According to Ajit Jain, Vice Chair of Insurance Operations at Berkshire Hathaway, GEICO’s employee count has been slashed from approximately 50,000 to around 20,000. While specific dates for the reductions weren’t provided, the significant cutbacks come after years of the company underperforming relative to its competitors.
Recent financial results, however, indicate that GEICO is showing signs of recovery. In the first quarter of 2025, the company reported $2.2 billion in pretax underwriting earnings, representing a 13% increase from the same period in 2024. This improvement is backed by Bloomberg’s report, which highlights GEICO’s rebounding customer growth following a period of market share loss.
The successful restructuring efforts, led by GEICO CEO Todd Combs, have focused on implementing stringent cost controls and modernizing operations. Jain credited Combs with steering these changes, though he cautioned against complacency, stating, “I do not want to be so arrogant to say ‘mission accomplished.'” Jain emphasized the need for GEICO to prioritize artificial intelligence to maintain competitiveness in the rapidly evolving insurance landscape.

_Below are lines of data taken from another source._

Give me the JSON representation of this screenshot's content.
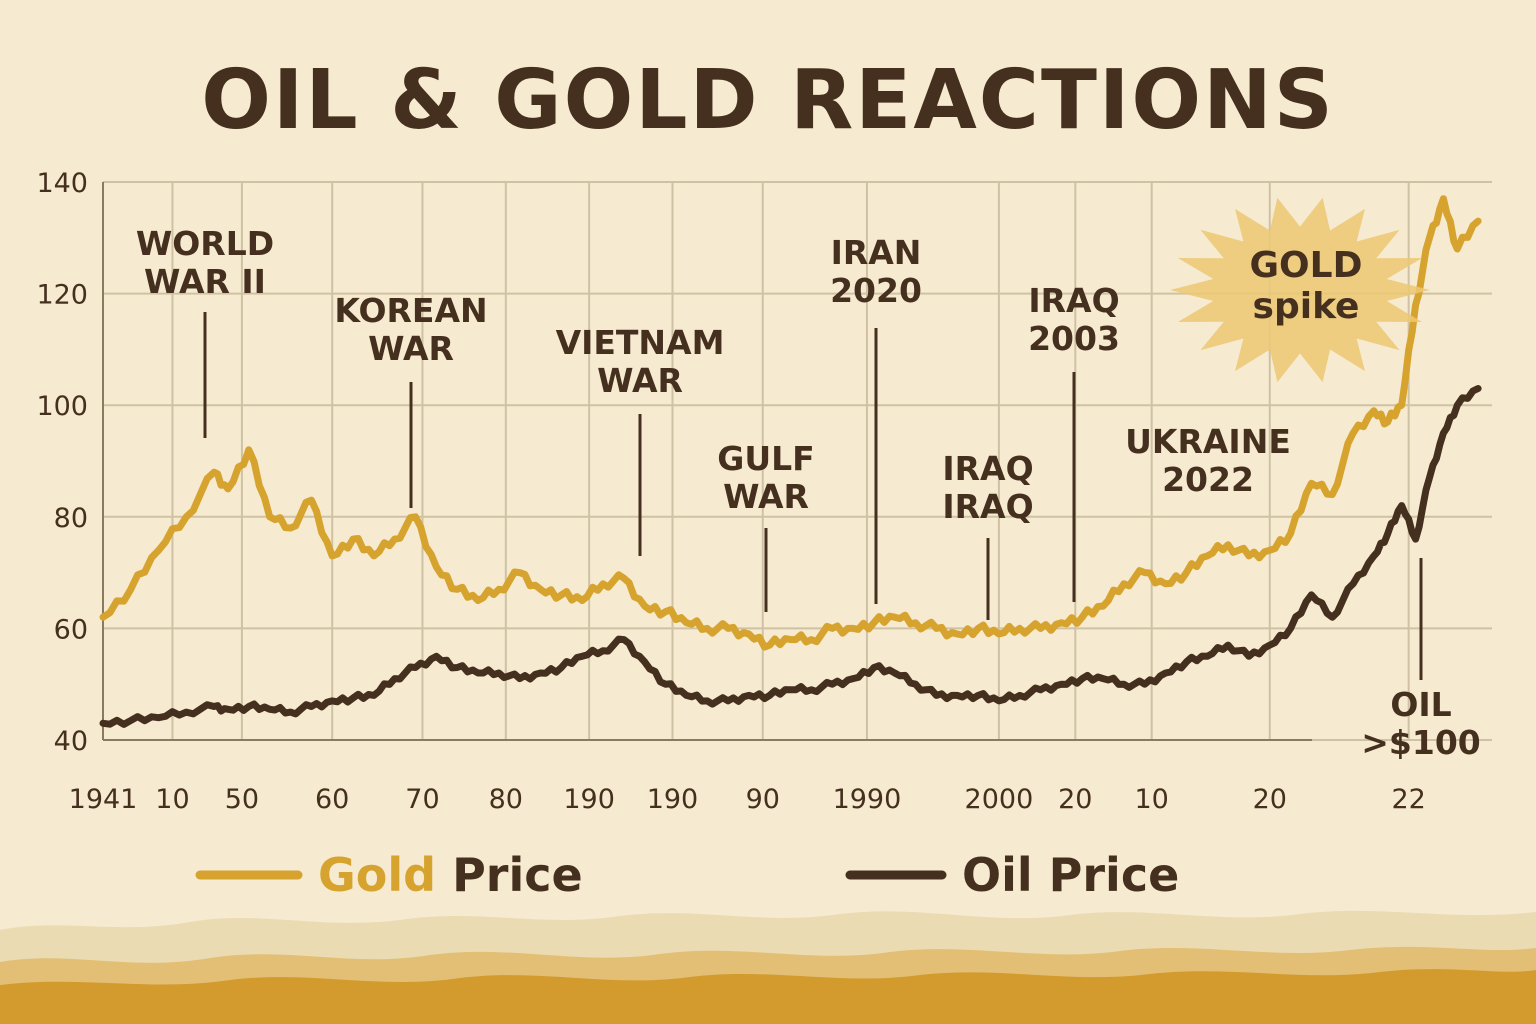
{
  "chart_data": {
    "type": "line",
    "title": "OIL & GOLD REACTIONS",
    "xlabel": "",
    "ylabel": "",
    "ylim": [
      40,
      140
    ],
    "yticks": [
      40,
      60,
      80,
      100,
      120,
      140
    ],
    "xlim": [
      0,
      100
    ],
    "xtick_labels": [
      {
        "label": "1941",
        "x": 0
      },
      {
        "label": "10",
        "x": 5
      },
      {
        "label": "50",
        "x": 10
      },
      {
        "label": "60",
        "x": 16.5
      },
      {
        "label": "70",
        "x": 23
      },
      {
        "label": "80",
        "x": 29
      },
      {
        "label": "190",
        "x": 35
      },
      {
        "label": "190",
        "x": 41
      },
      {
        "label": "90",
        "x": 47.5
      },
      {
        "label": "1990",
        "x": 55
      },
      {
        "label": "2000",
        "x": 64.5
      },
      {
        "label": "20",
        "x": 70
      },
      {
        "label": "10",
        "x": 75.5
      },
      {
        "label": "20",
        "x": 84
      },
      {
        "label": "22",
        "x": 94
      }
    ],
    "gridlines_x": [
      0,
      5,
      10,
      16.5,
      23,
      29,
      35,
      41,
      47.5,
      55,
      64.5,
      70,
      75.5,
      84,
      94
    ],
    "series": [
      {
        "name": "Gold Price",
        "color": "#d6a32e",
        "x": [
          0,
          2,
          4,
          6,
          8,
          9,
          10.5,
          12,
          13.5,
          15,
          16.5,
          18,
          19.5,
          21,
          22.5,
          24,
          25.5,
          27,
          28.5,
          30,
          31.5,
          33,
          34.5,
          36,
          37.5,
          39,
          40.5,
          42,
          43.5,
          45,
          46.5,
          48,
          49.5,
          51,
          52.5,
          54,
          55.5,
          57,
          58.5,
          60,
          61.5,
          63,
          64.5,
          66,
          67.5,
          69,
          70.5,
          72,
          73.5,
          75,
          76.5,
          78,
          79.5,
          81,
          82.5,
          84,
          85.5,
          87,
          88.5,
          90,
          91.5,
          92.5,
          93.5,
          94.5,
          95.5,
          96.5,
          97.5,
          99
        ],
        "values": [
          62,
          67,
          74,
          80,
          88,
          85,
          92,
          80,
          78,
          83,
          73,
          76,
          73,
          76,
          80,
          71,
          67,
          65,
          67,
          70,
          67,
          66,
          65,
          68,
          69,
          64,
          63,
          61,
          60,
          60,
          59,
          57,
          58,
          58,
          60,
          60,
          61,
          62,
          61,
          60,
          59,
          60,
          59,
          60,
          60,
          61,
          62,
          64,
          68,
          70,
          68,
          70,
          73,
          75,
          73,
          74,
          77,
          86,
          84,
          95,
          99,
          97,
          100,
          118,
          130,
          137,
          128,
          133
        ]
      },
      {
        "name": "Oil Price",
        "color": "#45301f",
        "x": [
          0,
          2,
          4,
          6,
          8,
          9,
          10.5,
          12,
          13.5,
          15,
          16.5,
          18,
          19.5,
          21,
          22.5,
          24,
          25.5,
          27,
          28.5,
          30,
          31.5,
          33,
          34.5,
          36,
          37.5,
          39,
          40.5,
          42,
          43.5,
          45,
          46.5,
          48,
          49.5,
          51,
          52.5,
          54,
          55.5,
          57,
          58.5,
          60,
          61.5,
          63,
          64.5,
          66,
          67.5,
          69,
          70.5,
          72,
          73.5,
          75,
          76.5,
          78,
          79.5,
          81,
          82.5,
          84,
          85.5,
          87,
          88.5,
          90,
          91.5,
          92.5,
          93.5,
          94.5,
          95.5,
          96.5,
          97.5,
          99
        ],
        "values": [
          43,
          43.5,
          44,
          45,
          46,
          45.5,
          46,
          45.5,
          45,
          46,
          47,
          47.5,
          48,
          51,
          53,
          55,
          53,
          52,
          52,
          51,
          52,
          53,
          55,
          56,
          58,
          54,
          50,
          48,
          47,
          47,
          48,
          48,
          49,
          49,
          50,
          51,
          53,
          52,
          50,
          48,
          48,
          48,
          47,
          48,
          49,
          50,
          51,
          51,
          50,
          50,
          52,
          54,
          55,
          57,
          55,
          57,
          60,
          66,
          62,
          68,
          73,
          77,
          82,
          76,
          87,
          95,
          100,
          103
        ]
      }
    ],
    "annotations": [
      {
        "lines": [
          "WORLD",
          "WAR II"
        ],
        "x": 10
      },
      {
        "lines": [
          "KOREAN",
          "WAR"
        ],
        "x": 23
      },
      {
        "lines": [
          "VIETNAM",
          "WAR"
        ],
        "x": 41
      },
      {
        "lines": [
          "GULF",
          "WAR"
        ],
        "x": 49
      },
      {
        "lines": [
          "IRAN",
          "2020"
        ],
        "x": 58
      },
      {
        "lines": [
          "IRAQ",
          "IRAQ"
        ],
        "x": 66.5
      },
      {
        "lines": [
          "IRAQ",
          "2003"
        ],
        "x": 72.5
      },
      {
        "lines": [
          "UKRAINE",
          "2022"
        ],
        "x": 80.5
      },
      {
        "lines": [
          "OIL",
          ">$100"
        ],
        "x": 94.5
      }
    ],
    "callout": {
      "lines": [
        "GOLD",
        "spike"
      ]
    },
    "legend": {
      "position": "bottom",
      "gold": {
        "word1": "Gold",
        "word2": " Price"
      },
      "oil": {
        "label": "Oil Price"
      }
    }
  }
}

GEICO’s transformation is part of a larger industry trend toward automation and AI adoption. Numerous insurance firms have introduced new digital underwriting platforms and claims processing systems in recent months to reduce costs and enhance accuracy.
The workforce reduction follows earlier cutbacks in 2023 when GEICO laid off about 2,000 employees, or roughly 6% of its workforce. By mid-2024, the company’s employee count had dwindled further to 28,247, marking a 33% reduction from its 2020 peak. These cuts align with similar actions taken by other major insurers, including Farmers Insurance, State Farm, and Allstate, which scaled back operations in various states due to concerns over natural disasters, inflation, and rising property repair costs.
Contrasting with the layoffs, GEICO has also been pursuing expansion efforts. In March 2025, the company announced plans to open a second office in Richardson, Texas, creating over 1,000 new jobs. This move is designed to enhance the company’s sales, service, and claims operations in the region, demonstrating a balanced approach to restructuring and growth.
As the insurance industry continues to evolve, GEICO’s dual strategy of workforce optimization and targeted expansion positions the company for potential long-term success while navigating the challenges of technological disruption and market competition.